The Most Individual of Individual Sports

The Tour de France starts on Independence Day this year, which is fitting because most racing cyclists I've known tend to be on the fiercely independent side. Not too sure why this is: might be the hours of riding a bike alone, or being mocked for shaving their legs and wearing spandex. Whatever the reason, the racing cyclist (amateur or professional) will generally be an individual's individual, and probably doesn't care what you think—in a good way.

Oh, I could go on blathering about the best books about Le Tour, but you're probably better off perusing this list of bicycle racing reads.

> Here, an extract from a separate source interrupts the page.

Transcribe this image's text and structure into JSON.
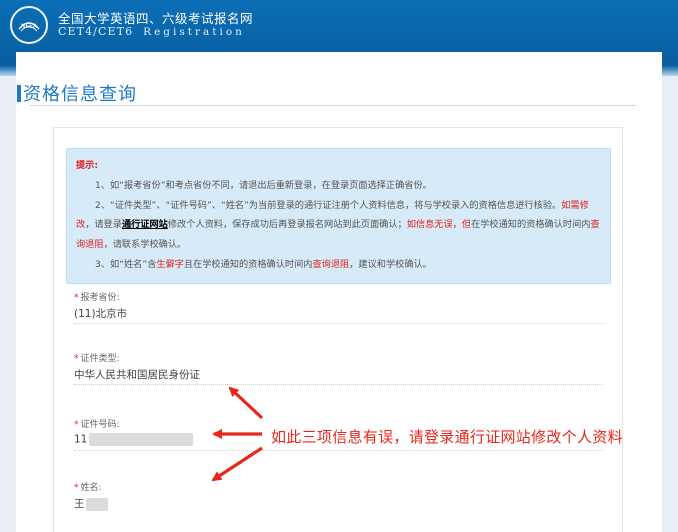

No. In the grand spirit of individuality, let's take a closer look at some of the cyclists who decided to go their own way: 

A Dog in A Hat: This is a good book! Joe Parkin shares his experiences as an American professional bicycle racer making his way in Europe. Joe could've stayed in North America and taken a relatively easy career path, but he decided to take his chances in Belgium as a professional cyclist.

The Flying Scotsman: This film is based on Graeme Obree's attempt to break the hour record (which, as of this posting, has been set at 54.526km (33.88 miles) by Sir Bradley Wiggins).  Obree takes the individual approach to extremes by designing and building his own bicycle (a DIY maker before it was cool). Obree confronts his personal demons along the way.

Racing Through the Dark: David Millar tells his story of life as a pro cyclist: the highs and lows, the drugs, team doctors, clandestine training camps in the hills of Tuscany—the necessary "preparation" for major events, and ultimately the path toward personal redemption in a sport struggling to shed its drug-tarnished image.